Advalytix amplifies the importance single cell analysis

Advalytix’ AmpliGrid technology is playing a key role in enabling researchers to discover how just a single cell can lay a huge role in complex biological systems.

Biological analyses have traditionally been conducted on cell ensembles, leading to key differences in cell proliferation and disease state between individual cells being obscured by the averaging effect of studying a group.

This has hindered the study of cancer progression and immune cell response where even though cells have similar surface markers, they have wildly varying genetic traits that affect their response to stimuli.

This has led to an increased desire for analytical methods that can be used to individually study the cells within an ensemble and gain unique insights into disease pathways.

According to Frank Feist, Executive Director of Olympus’ Advalytix business unit, one of the key hurdles for researchers wishing to conduct single cell molecular analysis has been the integration of single cell analysis systems into existing workflows.

“Advalytix has worked hard to develop the AmpliGrid system so that it slots easily into existing laboratory workflows, making it easy to analyse single cells whether they have been captured via flow sorting methods such as FACS (fluorescence-activated cell sorting), micromanipulation or laser capture microscopy (LCM),” said Feist.

Advalytix’ AmpliGrid slides contain 48 independent hydrophilic reaction sites, each surrounded by a hydrophobic circle designed to hold aqueous reaction solutions in place and stop well to well mixing.

According to Feist, sorting cells into an AmpliGrid slide leads to a placement success of over 95 per cent, compared with only 60-70 per cent when using standard 96 well microtitre plates due to electrostatic deflection of the cells before they reach the well.

The slides are made of glass, enabling researchers to check each well only contains a single cell prior to analysis using microscopy techniques that can be easily automated for high-throughput systems.

Once the cells are in the reactor cells the genomic material they contain can then be amplified before they are analysed using any number of assay technologies including qPCR (quantitative polymerase chain reaction), capillary electrophoresis (CE) and genetic sequencing.

The combination of the AmpliGrid technology with PCR amplification and analysis has enabled researcher at the University Hospital of Jena to type and profile individual circulating tumour cells that have metastasized from breast cancer tumours.

This approach is not possible using traditional techniques as enrichment of the cancer cells still leads to only one cancer cell for every 20 to 50 normal cells.

Feist highlighted how this approach is helping to differentiate cancer stem cells from cancer cells and study the differences in their genetic make-ups.

Cancer stem cells are believed to be tumour-forming stem cells that can self-renew and differentiate into multiple cell types causing relapse and metastasis even after treatment with chemotherapy.

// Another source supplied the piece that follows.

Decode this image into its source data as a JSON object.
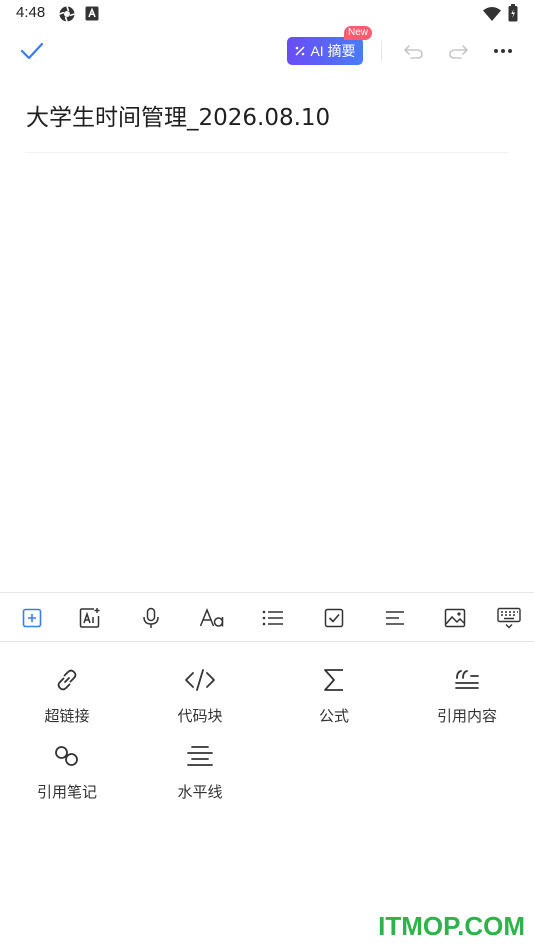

The exact role that this distinct population of cancer cells play in the formation and proliferation of tumours is one of the most active topics in oncology at the moment.

One of the key problems involved with studying cancer stem cells is that tumours are typically heterogeneous and contain multiple cell types native to the host organ, even after metastasis has occurred.

“Rather than conducting a pooled analysis of all the cells in a tumour the AmpliGrid technology enables researchers to study the differences between the individual cells and find ways to specifically target cancer stem cells and cause tumour regression,” said Feist.

He also highlighted how the use of the AmpliGrid system can dramatically reduce reagent costs, incredibly important for high-throughput studies and in forensic laboratories that can run hundreds of thousands of samples a year.